その天井裏にも入ります、そこでなのでした、
「おや」
 何かを感じました、そのうえで校長室に戻りました、そして言ったことは。
「犯人はわかりました。ですが」
「何かあるのですか?わかっても」
「この高校の先生でも生徒でもないですね」
「えっ、違うんですか」
「はい」
 そうだというのです。
「誰でもないです。ですが犯人はこの学園の中にいます」
「といいますと」
「この旗の匂いには天井裏の匂いもありました」
「天井裏に隠されていたからですね」
「はい」
「それは当然ですね」
「ですが」
 それに加えてだというのです。
「その天井裏にも色々な匂いがありまして」
「ああ、お巡りさんにはわかるのでしたね」
「犬ですから」
 お巡りさんはにこりと笑って答えます。
「わかりました」
「犬だからですか」
「そうです、天井裏には埃に鼠に」
「鼠ですか」
「これでおわかりですね」
「では犯人は」
「はい、天井裏にいる鼠達です」
 彼等がその犯人だというのです。
「彼等になります」
「そうですか、それでは」
「もう皆逃げています、どうやら旗が見つかったことですぐに危険を察した様です」
 鼠は危険を察するのが早いです、その逃げ足が天下一品です。それでもう既に去っているというのです。
「後で指名手配にしておきますが」
「ううむ、まさか鼠とは」96
「意外でしたか」
「この高校にも鼠達がいたとは」
 生徒にいるのとは別にです」
「予想していませんでした」
「こうしたことは常にです」
「常にですか」
「はい、油断大敵です」
 お巡りさんはこう校長先生にお話します。
「ですから校長室に保管してあっても」
「取られることもあるのですね」
「天井裏を開ければです」
 実際に簡単に開けて出入りできました、お巡りさんにしても。
「すぐに盗めますから」
「ですね、では今後注意します」
「そうして下さい」
「わかりました」
 こうして高校の天井裏も厳重にチェックされる様になりました。
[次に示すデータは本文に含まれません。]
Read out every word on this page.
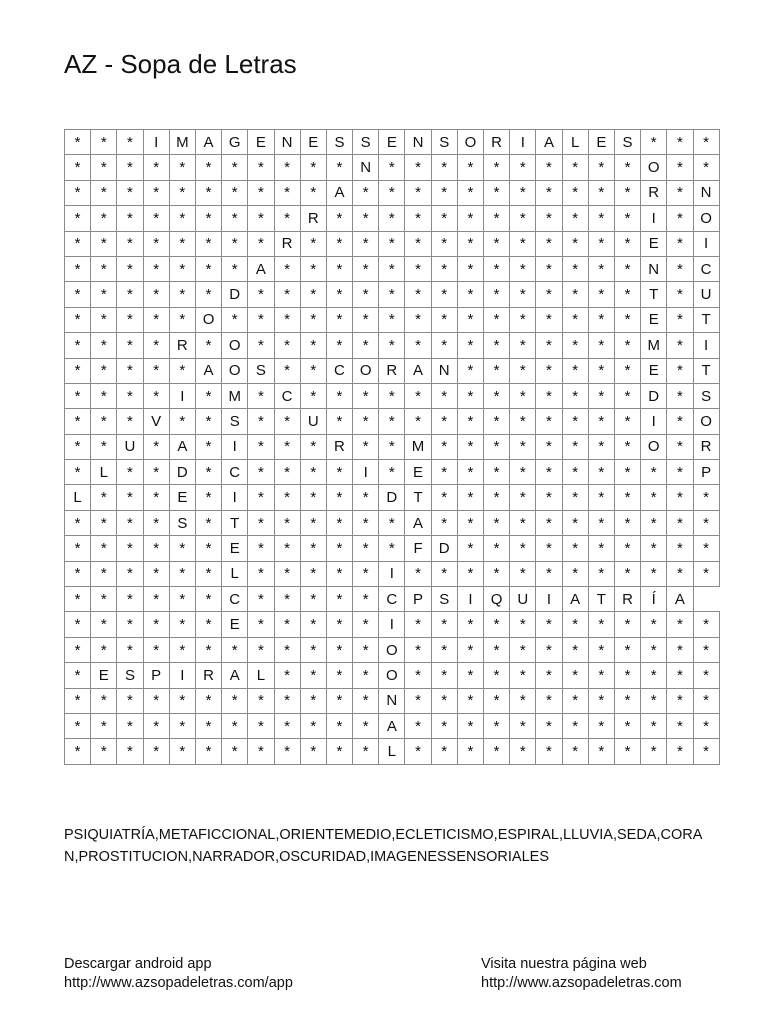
AZ - Sopa de Letras
*	*	*	I	M	A	G	E	N	E	S	S	E	N	S	O	R	I	A	L	E	S	*	*	*
*	*	*	*	*	*	*	*	*	*	*	N	*	*	*	*	*	*	*	*	*	*	O	*	*
*	*	*	*	*	*	*	*	*	*	A	*	*	*	*	*	*	*	*	*	*	*	R	*	N
*	*	*	*	*	*	*	*	*	R	*	*	*	*	*	*	*	*	*	*	*	*	I	*	O
*	*	*	*	*	*	*	*	R	*	*	*	*	*	*	*	*	*	*	*	*	*	E	*	I
*	*	*	*	*	*	*	A	*	*	*	*	*	*	*	*	*	*	*	*	*	*	N	*	C
*	*	*	*	*	*	D	*	*	*	*	*	*	*	*	*	*	*	*	*	*	*	T	*	U
*	*	*	*	*	O	*	*	*	*	*	*	*	*	*	*	*	*	*	*	*	*	E	*	T
*	*	*	*	R	*	O	*	*	*	*	*	*	*	*	*	*	*	*	*	*	*	M	*	I
*	*	*	*	*	A	O	S	*	*	C	O	R	A	N	*	*	*	*	*	*	*	E	*	T
*	*	*	*	I	*	M	*	C	*	*	*	*	*	*	*	*	*	*	*	*	*	D	*	S
*	*	*	V	*	*	S	*	*	U	*	*	*	*	*	*	*	*	*	*	*	*	I	*	O
*	*	U	*	A	*	I	*	*	*	R	*	*	M	*	*	*	*	*	*	*	*	O	*	R
*	L	*	*	D	*	C	*	*	*	*	I	*	E	*	*	*	*	*	*	*	*	*	*	P
L	*	*	*	E	*	I	*	*	*	*	*	D	T	*	*	*	*	*	*	*	*	*	*	*
*	*	*	*	S	*	T	*	*	*	*	*	*	A	*	*	*	*	*	*	*	*	*	*	*
*	*	*	*	*	*	E	*	*	*	*	*	*	F	D	*	*	*	*	*	*	*	*	*	*
*	*	*	*	*	*	L	*	*	*	*	*	I	*	*	*	*	*	*	*	*	*	*	*	*
*	*	*	*	*	*	C	*	*	*	*	*	C	P	S	I	Q	U	I	A	T	R	Í	A	
*	*	*	*	*	*	E	*	*	*	*	*	I	*	*	*	*	*	*	*	*	*	*	*	*
*	*	*	*	*	*	*	*	*	*	*	*	O	*	*	*	*	*	*	*	*	*	*	*	*
*	E	S	P	I	R	A	L	*	*	*	*	O	*	*	*	*	*	*	*	*	*	*	*	*
*	*	*	*	*	*	*	*	*	*	*	*	N	*	*	*	*	*	*	*	*	*	*	*	*
*	*	*	*	*	*	*	*	*	*	*	*	A	*	*	*	*	*	*	*	*	*	*	*	*
*	*	*	*	*	*	*	*	*	*	*	*	L	*	*	*	*	*	*	*	*	*	*	*	*

PSIQUIATRÍA,METAFICCIONAL,ORIENTEMEDIO,ECLETICISMO,ESPIRAL,LLUVIA,SEDA,CORAN,PROSTITUCION,NARRADOR,OSCURIDAD,IMAGENESSENSORIALES

Descargar android app
http://www.azsopadeletras.com/app
Visita nuestra página web
http://www.azsopadeletras.com
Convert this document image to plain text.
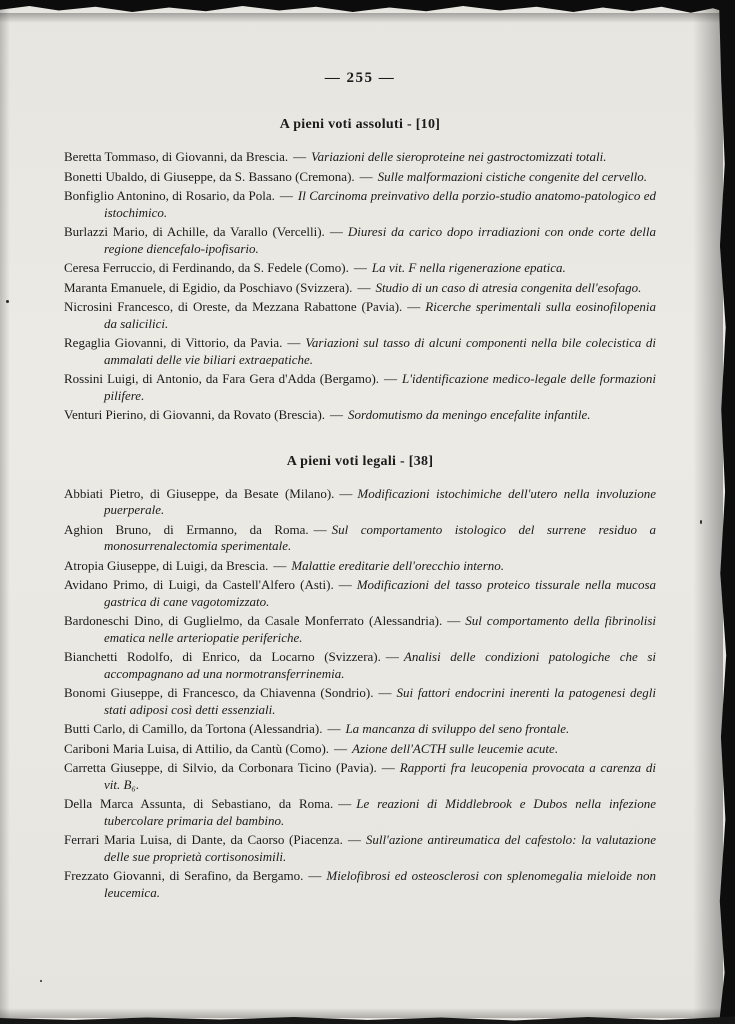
— 255 —
A pieni voti assoluti - [10]

Beretta Tommaso, di Giovanni, da Brescia. — Variazioni delle sieroproteine nei gastroctomizzati totali.

Bonetti Ubaldo, di Giuseppe, da S. Bassano (Cremona). — Sulle malformazioni cistiche congenite del cervello.

Bonfiglio Antonino, di Rosario, da Pola. — Il Carcinoma preinvativo della porzio-studio anatomo-patologico ed istochimico.

Burlazzi Mario, di Achille, da Varallo (Vercelli). — Diuresi da carico dopo irradiazioni con onde corte della regione diencefalo-ipofisario.

Ceresa Ferruccio, di Ferdinando, da S. Fedele (Como). — La vit. F nella rigenerazione epatica.

Maranta Emanuele, di Egidio, da Poschiavo (Svizzera). — Studio di un caso di atresia congenita dell'esofago.

Nicrosini Francesco, di Oreste, da Mezzana Rabattone (Pavia). — Ricerche sperimentali sulla eosinofilopenia da salicilici.

Regaglia Giovanni, di Vittorio, da Pavia. — Variazioni sul tasso di alcuni componenti nella bile colecistica di ammalati delle vie biliari extraepatiche.

Rossini Luigi, di Antonio, da Fara Gera d'Adda (Bergamo). — L'identificazione medico-legale delle formazioni pilifere.

Venturi Pierino, di Giovanni, da Rovato (Brescia). — Sordomutismo da meningo encefalite infantile.

A pieni voti legali - [38]

Abbiati Pietro, di Giuseppe, da Besate (Milano). — Modificazioni istochimiche dell'utero nella involuzione puerperale.

Aghion Bruno, di Ermanno, da Roma. — Sul comportamento istologico del surrene residuo a monosurrenalectomia sperimentale.

Atropia Giuseppe, di Luigi, da Brescia. — Malattie ereditarie dell'orecchio interno.

Avidano Primo, di Luigi, da Castell'Alfero (Asti). — Modificazioni del tasso proteico tissurale nella mucosa gastrica di cane vagotomizzato.

Bardoneschi Dino, di Guglielmo, da Casale Monferrato (Alessandria). — Sul comportamento della fibrinolisi ematica nelle arteriopatie periferiche.

Bianchetti Rodolfo, di Enrico, da Locarno (Svizzera). — Analisi delle condizioni patologiche che si accompagnano ad una normotransferrinemia.

Bonomi Giuseppe, di Francesco, da Chiavenna (Sondrio). — Sui fattori endocrini inerenti la patogenesi degli stati adiposi così detti essenziali.

Butti Carlo, di Camillo, da Tortona (Alessandria). — La mancanza di sviluppo del seno frontale.

Cariboni Maria Luisa, di Attilio, da Cantù (Como). — Azione dell'ACTH sulle leucemie acute.

Carretta Giuseppe, di Silvio, da Corbonara Ticino (Pavia). — Rapporti fra leucopenia provocata a carenza di vit. B₆.

Della Marca Assunta, di Sebastiano, da Roma. — Le reazioni di Middlebrook e Dubos nella infezione tubercolare primaria del bambino.

Ferrari Maria Luisa, di Dante, da Caorso (Piacenza. — Sull'azione antireumatica del cafestolo: la valutazione delle sue proprietà cortisonosimili.

Frezzato Giovanni, di Serafino, da Bergamo. — Mielofibrosi ed osteosclerosi con splenomegalia mieloide non leucemica.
お巡りさんのお陰で事件の謎も解決したうえで、です。
 このことに皆はお巡りさんを凄いと言いました、ですが。
「そんなに凄くないよ」
「えっ、けれど」
「いつも事件を解決してますよ」
「警官なら当然のことだしね」
 そしてだというのです。
「僕には鼻があるからね」
「犬のお鼻ですか」
「それがあるからですか」
「犬なら誰でもね」
 出来ることだというのです。
「警官でそうしたお鼻があるからね」
「ううん、けれどそれが出来るって」
「普通に凄いですよ」
 皆はお巡りさんが何故凄いのかがわかりました、そのお巡りさんとお話してです。
 警官だから犬だから当然としていいことをしてもそれを誇らず真面目に働いている、そのことが既に凄いということに。
 ですがお巡りさんは今も交番の前に立って皆のお願いに応えるのでした、皆そのお巡りさんが大好きなのでした。